Классные надзиратели бросаются по классам, и через минуту толпа учеников заполняет зал.

Император входит – и все замирает. Слышно, как за окнами постукивает о железный карниз первая капель.

Миша стоит в первом ряду своего класса и смотрит в искаженное гневом лицо царя.

Его величество начинает говорить, задыхаясь от негодования:

– Как?! Это скопище сорванцов, носящихся галопом по коридорам, называется «Благородным пансионом»?! Хороши нравы в московских учебных заведениях! Позор!.. Это таковы-то мои «верноподданные»! Я прошел по всему пансиону, и ваши «благородные» ученики даже не узнали меня! Стишками были заняты!

Павлов, Мерзляков и Раич переглядываются.

– Чему здесь учат? Кого готовят воспитатели этого «благородного» пансиона? Может быть, они думают, что такие сорванцы, лишенные всякой дисциплины, могут стать верными слугами царя и отечества? Нет, следует немедленно принять самые строгие меры к искоренению духа вольности в этом учебном заведении! И теперь я лично позабочусь о том, чтобы эти меры были как можно скорее проведены в жизнь.

С этими словами император Николай Первый отвернулся от застывшего строя учеников и, передернув с раздражением плечами, покинул Благородный пансион.

Это произошло 11 марта 1830 года, а 29 марта последовал указ, лишивший Благородный пансион всех его льгот и превративший его в обыкновенную гимназию общего типа со введением розог для поддержания дисциплины в качестве метода воспитания.

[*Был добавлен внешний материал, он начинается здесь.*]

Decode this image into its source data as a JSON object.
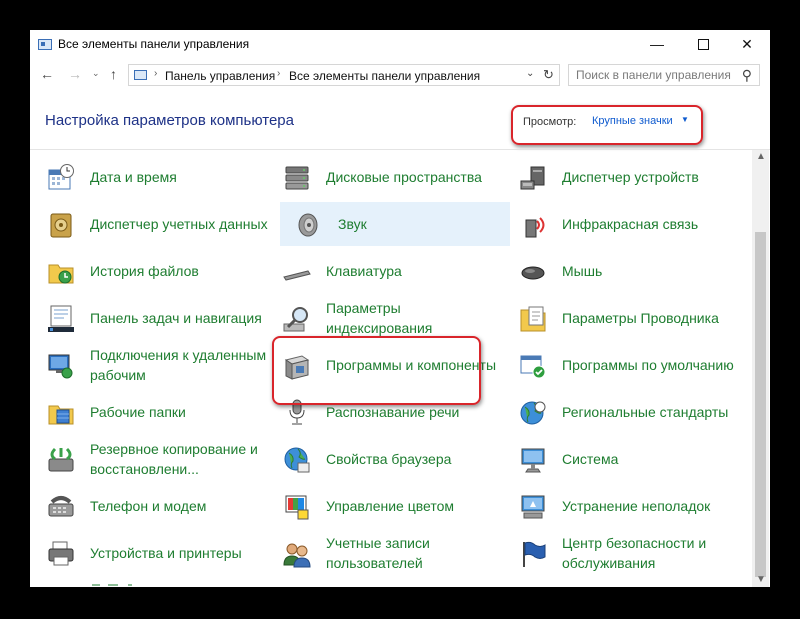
{
  "window": {
    "title": "Все элементы панели управления",
    "controls": {
      "minimize": "—",
      "close": "✕"
    }
  },
  "nav": {
    "back": "←",
    "forward": "→",
    "recent": "⌄",
    "up": "↑",
    "address": {
      "sep1": "›",
      "crumb1": "Панель управления",
      "sep2": "›",
      "crumb2": "Все элементы панели управления",
      "dropdown": "⌄",
      "refresh": "↻"
    },
    "search": {
      "placeholder": "Поиск в панели управления",
      "value": ""
    }
  },
  "header": {
    "title": "Настройка параметров компьютера",
    "view_label": "Просмотр:",
    "view_value": "Крупные значки",
    "view_arrow": "▼"
  },
  "items": [
    {
      "label": "Дата и время",
      "icon": "calendar-clock-icon"
    },
    {
      "label": "Дисковые пространства",
      "icon": "storage-stack-icon"
    },
    {
      "label": "Диспетчер устройств",
      "icon": "device-manager-icon"
    },
    {
      "label": "Диспетчер учетных данных",
      "icon": "vault-icon"
    },
    {
      "label": "Звук",
      "icon": "speaker-icon"
    },
    {
      "label": "Инфракрасная связь",
      "icon": "infrared-icon"
    },
    {
      "label": "История файлов",
      "icon": "file-history-icon"
    },
    {
      "label": "Клавиатура",
      "icon": "keyboard-icon"
    },
    {
      "label": "Мышь",
      "icon": "mouse-icon"
    },
    {
      "label": "Панель задач и навигация",
      "icon": "taskbar-icon"
    },
    {
      "label": "Параметры индексирования",
      "icon": "indexing-icon"
    },
    {
      "label": "Параметры Проводника",
      "icon": "folder-options-icon"
    },
    {
      "label": "Подключения к удаленным рабочим",
      "icon": "remote-desktop-icon"
    },
    {
      "label": "Программы и компоненты",
      "icon": "programs-icon"
    },
    {
      "label": "Программы по умолчанию",
      "icon": "default-programs-icon"
    },
    {
      "label": "Рабочие папки",
      "icon": "work-folders-icon"
    },
    {
      "label": "Распознавание речи",
      "icon": "microphone-icon"
    },
    {
      "label": "Региональные стандарты",
      "icon": "globe-clock-icon"
    },
    {
      "label": "Резервное копирование и восстановлени...",
      "icon": "backup-icon"
    },
    {
      "label": "Свойства браузера",
      "icon": "browser-globe-icon"
    },
    {
      "label": "Система",
      "icon": "computer-icon"
    },
    {
      "label": "Телефон и модем",
      "icon": "phone-modem-icon"
    },
    {
      "label": "Управление цветом",
      "icon": "color-management-icon"
    },
    {
      "label": "Устранение неполадок",
      "icon": "troubleshoot-icon"
    },
    {
      "label": "Устройства и принтеры",
      "icon": "printer-icon"
    },
    {
      "label": "Учетные записи пользователей",
      "icon": "users-icon"
    },
    {
      "label": "Центр безопасности и обслуживания",
      "icon": "flag-icon"
    }
  ],
  "scroll": {
    "up": "▲",
    "down": "▼"
  },
  "colors": {
    "link_green": "#1e7d30",
    "title_blue": "#1e3287",
    "accent_blue": "#0f5bcf",
    "highlight_red": "#d9252b",
    "hover_bg": "#e5f1fb"
  }
}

Весной, вскоре после указа императора о преобразовании пансиона, любимец всех учеников инспектор Павлов сложил с себя свои обязанности и покинул вверенное ему учебное заведение. А вслед за ним прошение об уходе из пансиона подали несколько воспитанников, и в их числе один из лучших учеников – Лермонтов.

– Протест, протест! – шепотом говорил в учительской директор, грустно покачивая головой. – Да-да, в короткое время не узнать стало нашего Университетского пансиона… Одна печаль!


ГЛАВА 22

Из больших окон полукруглой столовой видны высокие, раскидистые липы и лиственницы старого парка.

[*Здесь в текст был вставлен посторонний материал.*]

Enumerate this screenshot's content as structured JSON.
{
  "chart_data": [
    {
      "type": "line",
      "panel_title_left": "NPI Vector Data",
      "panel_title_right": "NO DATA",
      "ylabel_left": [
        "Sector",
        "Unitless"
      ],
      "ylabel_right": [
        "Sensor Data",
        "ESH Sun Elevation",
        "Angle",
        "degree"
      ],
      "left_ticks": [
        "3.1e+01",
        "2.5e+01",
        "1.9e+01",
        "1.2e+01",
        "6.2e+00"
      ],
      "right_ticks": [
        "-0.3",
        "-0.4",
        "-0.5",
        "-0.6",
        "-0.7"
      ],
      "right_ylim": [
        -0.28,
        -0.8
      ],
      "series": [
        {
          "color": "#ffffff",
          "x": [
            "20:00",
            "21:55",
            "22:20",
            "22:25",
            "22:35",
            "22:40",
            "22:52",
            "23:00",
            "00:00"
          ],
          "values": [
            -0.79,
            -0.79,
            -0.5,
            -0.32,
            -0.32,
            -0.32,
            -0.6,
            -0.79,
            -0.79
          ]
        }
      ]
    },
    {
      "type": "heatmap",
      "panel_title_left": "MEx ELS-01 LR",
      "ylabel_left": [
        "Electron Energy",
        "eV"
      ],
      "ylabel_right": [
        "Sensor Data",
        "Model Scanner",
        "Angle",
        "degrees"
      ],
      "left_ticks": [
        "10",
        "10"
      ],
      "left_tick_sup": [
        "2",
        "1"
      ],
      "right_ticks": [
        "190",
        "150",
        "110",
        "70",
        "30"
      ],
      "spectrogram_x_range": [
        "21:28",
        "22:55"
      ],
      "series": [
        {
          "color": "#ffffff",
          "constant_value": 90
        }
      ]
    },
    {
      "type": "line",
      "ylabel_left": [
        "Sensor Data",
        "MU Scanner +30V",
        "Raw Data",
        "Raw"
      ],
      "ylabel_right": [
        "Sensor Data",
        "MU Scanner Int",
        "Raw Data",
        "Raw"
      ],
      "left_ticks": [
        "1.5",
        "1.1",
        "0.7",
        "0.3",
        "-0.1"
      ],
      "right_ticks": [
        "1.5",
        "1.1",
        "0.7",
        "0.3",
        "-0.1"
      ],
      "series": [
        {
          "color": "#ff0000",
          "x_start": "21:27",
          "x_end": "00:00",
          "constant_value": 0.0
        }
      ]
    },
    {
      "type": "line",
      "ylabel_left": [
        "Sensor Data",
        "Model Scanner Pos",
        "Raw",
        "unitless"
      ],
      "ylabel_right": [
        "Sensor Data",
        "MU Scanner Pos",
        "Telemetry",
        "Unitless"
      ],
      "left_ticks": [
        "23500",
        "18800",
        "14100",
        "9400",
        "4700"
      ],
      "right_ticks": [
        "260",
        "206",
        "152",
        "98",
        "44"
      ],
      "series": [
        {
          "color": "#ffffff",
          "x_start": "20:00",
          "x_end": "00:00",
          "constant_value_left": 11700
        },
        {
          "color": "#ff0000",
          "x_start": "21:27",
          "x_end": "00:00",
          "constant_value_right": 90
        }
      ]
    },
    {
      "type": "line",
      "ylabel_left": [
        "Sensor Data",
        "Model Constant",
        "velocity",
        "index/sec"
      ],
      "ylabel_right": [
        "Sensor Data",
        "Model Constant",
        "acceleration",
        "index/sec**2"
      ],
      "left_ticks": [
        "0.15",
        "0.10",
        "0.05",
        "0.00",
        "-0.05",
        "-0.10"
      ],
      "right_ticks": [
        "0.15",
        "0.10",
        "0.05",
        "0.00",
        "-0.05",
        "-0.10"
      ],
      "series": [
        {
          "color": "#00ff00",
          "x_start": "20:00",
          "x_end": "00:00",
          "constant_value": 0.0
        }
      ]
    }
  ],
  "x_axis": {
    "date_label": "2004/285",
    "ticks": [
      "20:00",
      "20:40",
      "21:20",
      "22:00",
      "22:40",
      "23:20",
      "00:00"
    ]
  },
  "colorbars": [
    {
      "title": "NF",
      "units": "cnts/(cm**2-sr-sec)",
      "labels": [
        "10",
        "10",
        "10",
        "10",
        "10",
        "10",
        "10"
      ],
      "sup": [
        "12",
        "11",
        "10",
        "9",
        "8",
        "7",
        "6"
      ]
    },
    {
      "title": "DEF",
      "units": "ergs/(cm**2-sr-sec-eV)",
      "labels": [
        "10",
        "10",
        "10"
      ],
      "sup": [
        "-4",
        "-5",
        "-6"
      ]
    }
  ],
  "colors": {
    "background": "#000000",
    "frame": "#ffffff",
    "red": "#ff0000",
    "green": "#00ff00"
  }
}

Великолепный парк и цветник Середникова – большой подмосковный, купленный Димитрием Алексеевичем Столыпиным незадолго до смерти, в 1825 году, славились по всей округе. Мишель Лермонтов вместе со своей бабушкой уже второе лето проводит здесь, у гостеприимной хозяйки Екатерины Аркадьевны,[36]36
  Она же Апраксеевна, или Евпраксиевна.


[Закрыть]
вдовы Димитрия Алексеевича.

Засунув в карман небольшую тетрадку и карандаш, он исчезает в густой тени столыпинского парка в тот ранний час, когда в доме еще не поднимают шторы и молчат веселые девичьи голоса.

Немного позднее чье-нибудь светлое платье мелькнет в зелени тенистой дорожки и звонкий голос крикнет:

– Мише-ель!..

На зов ответит лишь шум листвы да где-то в вышине пугливая птица хлопотливо перелетит с ветки на ветку.

А еще позднее…

– Кати́шь, вы где?

– Сашенька, иди скорее!

– А где же Мишель?

– Опять спрятался со своей тетрадкой!

Удары колокола уже зовут всех к раннему обеду. Усаживаются во главе стола, около хозяйки, почетные гости и гостьи, и с шумом занимает места молодежь. Взор бабушки устремляется к дверям, и вот, наконец, мимо застывшего с салфеткой в руке старого лакея торопливо проходит ее внук. На слегка загоревшем лице его блестят оживлением темные глаза. Проходя к своему месту, он прислушивается к разным возгласам на его счет.

– Я не сяду с Мишелем!

– Посади его рядом с собой.

– Идите сюда, Мишель!

– Мишель, я запрещаю вам садиться рядом со мной! – повелительный голос раздается громче других.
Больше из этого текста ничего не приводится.